You can see things from the highway but how to get at them?  Once you figure out how to get onto the service roads, you’re all set.


I was warned by more than one person that the Prairie would be tough going.  “There’s nothing on the Prairie.”  “Make sure you have lots of CD’s in the car!” And, the old joke about the dog running away from home; its owner (three weeks later) sits on the back porch still able to see the dog running away. I would say if you’re not enjoying the Prairie, you haven’t opened your eyes and ears.  Spied this church from a distance.

A long train was close by and I had to get over the tracks quickly or else set up camp for the night while the train passed. On the other side of the tracks, there was a community of six houses and a farm and I couldn’t find the church anywhere.  Another Twilight Zone moment?  You can only drive around so many times by after which you convince yourself you never saw a church.   Like most structures of this kind, they are situated in the middle of a field in the middle of nowhere.

A common vignette-abandoned cars, rotting grains and a trailer or two.


Grain elevators, in various states of repair, dot the landscape.


Whitewood, SASK is a good pit stop point; a one man gas, grocery & lotto.  Hopefully he had help running the adjacent diner.  The Greyhound stops here and the store would be a great place to spend time People Watching.  I cracked open the cooler; things still looked edible.

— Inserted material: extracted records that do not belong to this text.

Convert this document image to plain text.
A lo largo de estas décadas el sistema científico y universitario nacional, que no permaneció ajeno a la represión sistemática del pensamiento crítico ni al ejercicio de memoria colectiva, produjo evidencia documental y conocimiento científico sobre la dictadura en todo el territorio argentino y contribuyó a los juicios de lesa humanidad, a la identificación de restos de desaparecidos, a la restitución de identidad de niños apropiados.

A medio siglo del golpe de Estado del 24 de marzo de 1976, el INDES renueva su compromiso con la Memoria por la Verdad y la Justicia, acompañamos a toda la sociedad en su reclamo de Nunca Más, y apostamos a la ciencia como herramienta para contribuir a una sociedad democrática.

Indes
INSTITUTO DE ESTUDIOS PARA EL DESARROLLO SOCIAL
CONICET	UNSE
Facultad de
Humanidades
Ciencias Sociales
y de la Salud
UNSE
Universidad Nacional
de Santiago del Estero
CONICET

One thing to note is the civilized driving.  No aggressive drivers, no weaving, no bizarre lane changes.  Everyone just doing the speed limit and getting along just fine.

 Tonight’s accommodations brought to you by Comfort Inn which comes with a view of the Wal-Mart shopping plaza.  Wised up and picked a spot right off the highway. But, how to get in to the place?  For once, I got in before midnight and had time for R&R.  The place was undergoing renovations but instead of completing one project and moving on, there were all kinds of work orders outstanding.  Mirrors in the bathroom, landscaping, new breakfast room furniture still in the boxes that were piled high in the lobby. And despite being 7:30 PM, there were three housekeeping carts lined up just outside the lobby.

Tonight I ate like a King-microwaved tinned soup. I had no energy to drag myself out into the town never mind the Chinese across the parking lot.  Hence, the nod to Elizabeth David.  In part, she would have approved of the simplicity of the meal.  Big Night is a wonderful film about two brothers trying to make a go of it in the restaurant business.  The eldest brother is a purist and wants to give the public an authentic Italian experience. They create a feast of ten (?) courses but it is the final scene of a simple omelette being prepared and eaten that I really enjoyed.

Trawled through a little TV-The Food Network, Seinfeld, Simpsons (wondered for a nano-second about the kids preparing for the first day back) and Charlie Rose that I haven’t seen for years.  For some reason it was always on at two in the afternoon in Ontario.  No TVO, but then we’re not in Ontario anymore-had to remind myself.